Bond teaming up with a group who are now considered terrorists is also extremely unfortunate, but appropriate for the time. There is also an odd scene where Bond unintentionally pulls a gun on a kid and his mom at the carnival, which is extremely uncomfortable and awkward.
This film is the 10th best Bond film out of the 23 because while it features the first of Timothy Dalton and the last of the legitimate Russian bad guys for the series, but the pacing feels just slightly off and ultimately it lacks the charismatic punch of the others on this list. It seems to play it a little too safe for its own good.
There is plenty to remember in this film, but it can’t shake the feeling that there is some sort of angle missing, causing it to be overlooked far too often for not standing out.
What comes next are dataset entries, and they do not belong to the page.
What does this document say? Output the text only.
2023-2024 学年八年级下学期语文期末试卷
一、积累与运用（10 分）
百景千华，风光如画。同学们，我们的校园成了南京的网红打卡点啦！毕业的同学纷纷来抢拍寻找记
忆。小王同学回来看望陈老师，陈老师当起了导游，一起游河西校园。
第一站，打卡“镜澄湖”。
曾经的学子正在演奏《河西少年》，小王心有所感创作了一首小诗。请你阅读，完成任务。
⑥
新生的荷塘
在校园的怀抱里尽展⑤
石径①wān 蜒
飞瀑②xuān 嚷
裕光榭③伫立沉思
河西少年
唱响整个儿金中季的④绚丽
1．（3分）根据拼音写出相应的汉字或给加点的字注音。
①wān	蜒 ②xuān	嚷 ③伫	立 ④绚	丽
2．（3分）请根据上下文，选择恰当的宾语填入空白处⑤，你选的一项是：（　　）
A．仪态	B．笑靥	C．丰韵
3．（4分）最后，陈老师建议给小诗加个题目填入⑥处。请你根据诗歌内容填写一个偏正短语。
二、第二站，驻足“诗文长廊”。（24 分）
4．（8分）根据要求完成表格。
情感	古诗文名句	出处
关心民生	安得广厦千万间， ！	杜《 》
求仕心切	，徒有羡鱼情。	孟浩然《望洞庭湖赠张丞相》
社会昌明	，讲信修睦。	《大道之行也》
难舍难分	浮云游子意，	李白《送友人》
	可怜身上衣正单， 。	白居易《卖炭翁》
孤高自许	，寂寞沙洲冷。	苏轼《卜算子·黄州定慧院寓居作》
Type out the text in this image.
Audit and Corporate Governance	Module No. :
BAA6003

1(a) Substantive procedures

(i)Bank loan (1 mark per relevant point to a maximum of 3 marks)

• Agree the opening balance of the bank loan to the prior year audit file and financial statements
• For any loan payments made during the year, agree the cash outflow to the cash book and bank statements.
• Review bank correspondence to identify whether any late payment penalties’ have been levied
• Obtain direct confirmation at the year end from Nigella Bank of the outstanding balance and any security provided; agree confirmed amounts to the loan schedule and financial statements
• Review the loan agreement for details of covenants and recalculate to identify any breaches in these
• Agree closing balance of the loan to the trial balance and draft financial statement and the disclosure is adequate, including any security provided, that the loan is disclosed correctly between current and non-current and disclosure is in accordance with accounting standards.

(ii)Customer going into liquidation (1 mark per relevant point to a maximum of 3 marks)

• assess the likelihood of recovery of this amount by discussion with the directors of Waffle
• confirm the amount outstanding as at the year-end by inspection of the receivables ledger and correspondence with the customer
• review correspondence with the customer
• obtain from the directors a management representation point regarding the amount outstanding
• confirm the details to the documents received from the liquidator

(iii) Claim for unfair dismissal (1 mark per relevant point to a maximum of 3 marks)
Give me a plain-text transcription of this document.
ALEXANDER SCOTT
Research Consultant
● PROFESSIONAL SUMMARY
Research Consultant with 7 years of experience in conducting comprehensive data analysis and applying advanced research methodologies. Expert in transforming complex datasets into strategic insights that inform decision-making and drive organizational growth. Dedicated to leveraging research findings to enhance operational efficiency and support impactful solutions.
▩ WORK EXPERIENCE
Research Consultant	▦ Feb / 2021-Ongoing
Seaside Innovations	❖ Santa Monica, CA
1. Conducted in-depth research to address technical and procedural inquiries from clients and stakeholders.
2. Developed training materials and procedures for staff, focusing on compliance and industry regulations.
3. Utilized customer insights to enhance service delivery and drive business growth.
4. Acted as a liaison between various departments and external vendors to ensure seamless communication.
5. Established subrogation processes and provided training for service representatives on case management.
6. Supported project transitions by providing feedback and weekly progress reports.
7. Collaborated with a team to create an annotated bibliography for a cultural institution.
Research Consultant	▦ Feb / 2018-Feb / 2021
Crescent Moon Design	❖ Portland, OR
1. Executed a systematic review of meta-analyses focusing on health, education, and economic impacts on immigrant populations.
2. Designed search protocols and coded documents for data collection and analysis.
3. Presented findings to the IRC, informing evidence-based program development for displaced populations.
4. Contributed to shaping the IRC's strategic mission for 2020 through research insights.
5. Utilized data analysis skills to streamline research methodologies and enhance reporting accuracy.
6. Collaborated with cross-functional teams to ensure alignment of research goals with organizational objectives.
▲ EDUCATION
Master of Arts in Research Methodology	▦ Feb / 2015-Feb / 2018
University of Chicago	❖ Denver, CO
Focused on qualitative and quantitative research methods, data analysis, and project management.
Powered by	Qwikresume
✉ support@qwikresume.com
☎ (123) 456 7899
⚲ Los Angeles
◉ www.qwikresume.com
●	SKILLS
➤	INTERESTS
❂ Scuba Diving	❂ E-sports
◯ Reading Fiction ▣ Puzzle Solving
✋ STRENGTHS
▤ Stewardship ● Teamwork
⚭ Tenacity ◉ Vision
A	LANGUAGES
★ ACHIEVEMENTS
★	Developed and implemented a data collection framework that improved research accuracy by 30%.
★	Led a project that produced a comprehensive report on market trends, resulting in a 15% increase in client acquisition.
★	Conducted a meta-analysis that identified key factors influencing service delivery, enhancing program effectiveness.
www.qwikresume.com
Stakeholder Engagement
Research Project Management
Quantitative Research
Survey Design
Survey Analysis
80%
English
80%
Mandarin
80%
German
This is the James Bond film you watch when you’re craving more Timothy Dalton awesomeness after watching Hot Fuzz.
We still get a formulaic Bond film, decent villains, an appropriate blend of humor and cynicism, and a simple, fun time. There is plenty to remember in this film, and a lot of big themes that keep it up with the best of them, but it can’t shake the feeling that there is something missing, causing it to be overlooked far too often.